Éste era el hombre que le había metido esas pastillas en la boca a él y a su hermano y los había secuestrado. Luis sabía todo sobre los secuestros por la televisión. La policía vendría a salvarlo y se llevarían al hombre a una celda. Luis estaba decidido a no demostrar su miedo, porque quería darle fuerzas a su hermano Miguel, que estaba despertando y porque quería poder decirle a su madre lo valiente que había sido.

—Mi madre vendrá aquí con el dinero —aseguró Luis al hombre— así que no tiene necesidad de lastimarme.

Lucio Vallenilla caminó hasta la cama y sonrió al chico. Ambos eran unos chicos preciosos. Deseó haber podido llevarlos a Costa Rica en lugar de Carlota. Desganado, Lucio miró su reloj. Era tiempo de tener las cosas listas.

Miguel terminó de despertar. Luis levantó sus muñecas atadas. La sangre se había secado.
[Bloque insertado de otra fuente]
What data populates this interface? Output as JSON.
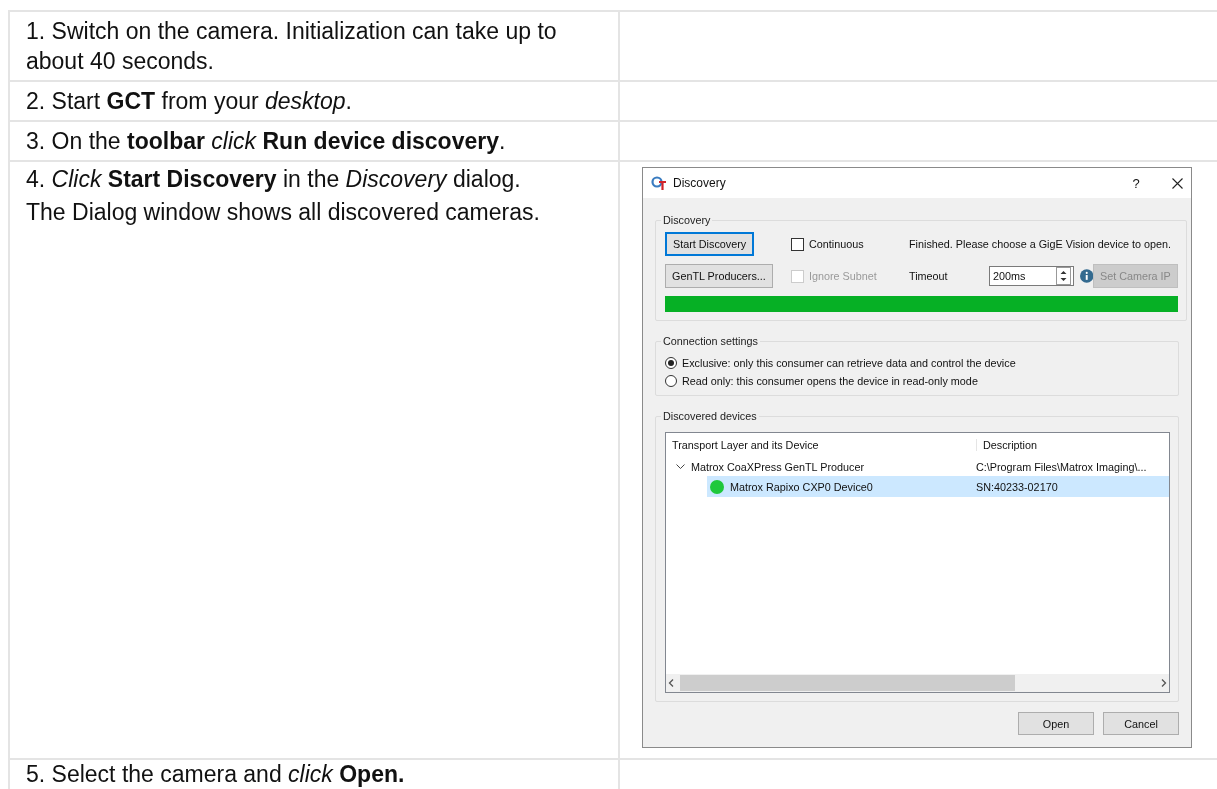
{
  "steps": [
    {
      "lines": [
        "1. Switch on the camera. Initialization can take up to about 40 seconds."
      ]
    },
    {
      "lines": [
        "2. Start **GCT**  from your *desktop*."
      ]
    },
    {
      "lines": [
        "3. On the **toolbar** *click* **Run device discovery**."
      ]
    },
    {
      "lines": [
        "4. *Click* **Start Discovery** in the *Discovery* dialog.",
        "The Dialog window shows all discovered cameras."
      ],
      "dialog": {
        "title": "Discovery",
        "help": "?",
        "discovery_group": {
          "title": "Discovery",
          "start_button": {
            "label": "Start Discovery",
            "focused": true
          },
          "continuous": {
            "label": "Continuous",
            "checked": false
          },
          "status": "Finished. Please choose a GigE Vision device to open.",
          "producers_button": {
            "label": "GenTL Producers..."
          },
          "ignore_subnet": {
            "label": "Ignore Subnet",
            "checked": false,
            "disabled": true
          },
          "timeout_label": "Timeout",
          "timeout": {
            "value": "200ms"
          },
          "set_ip_button": {
            "label": "Set Camera IP",
            "disabled": true
          },
          "progress": {
            "level": 1
          }
        },
        "connection_group": {
          "title": "Connection settings",
          "options": [
            {
              "label": "Exclusive: only this consumer can retrieve data and control the device",
              "selected": true
            },
            {
              "label": "Read only: this consumer opens the device in read-only mode",
              "selected": false
            }
          ]
        },
        "devices_group": {
          "title": "Discovered devices",
          "columns": [
            "Transport Layer and its Device",
            "Description"
          ],
          "rows": [
            {
              "name": "Matrox CoaXPress GenTL Producer",
              "description": "C:\\Program Files\\Matrox Imaging\\...",
              "expanded": true,
              "selected": false,
              "children": [
                {
                  "name": "Matrox Rapixo CXP0 Device0",
                  "description": "SN:40233-02170",
                  "color": "#1ec83c",
                  "selected": true
                }
              ]
            }
          ]
        },
        "buttons": [
          {
            "label": "Open"
          },
          {
            "label": "Cancel"
          }
        ]
      }
    },
    {
      "lines": [
        "5. Select the camera and *click* **Open.**"
      ]
    }
  ]
}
—¿Le importaría sacarme esto, por favor? —pidió cortésmente—. No me voy a escapar.

A Lucio Vallenilla le gustó que el chico hubiera dicho «por favor». Demostraba buena educación. En esta época los chicos no tenían buenos modales. Andaban por las calles como animales salvajes.

Lucio Vallenilla fue al baño donde había vuelto a poner las latas de nafta en la bañera para que no mancharan el piso del hall. Se enorgullecía de detalles como ése. Llevó la lata al dormitorio y la dejó. Se acercó a un costado de ambos niños, levantó el cuerpo atado de Luis y lo colocó en el suelo. Después tomó el martillo y dos largos clavos y los dejó cerca del niño. Miguel lo miraba asombrado.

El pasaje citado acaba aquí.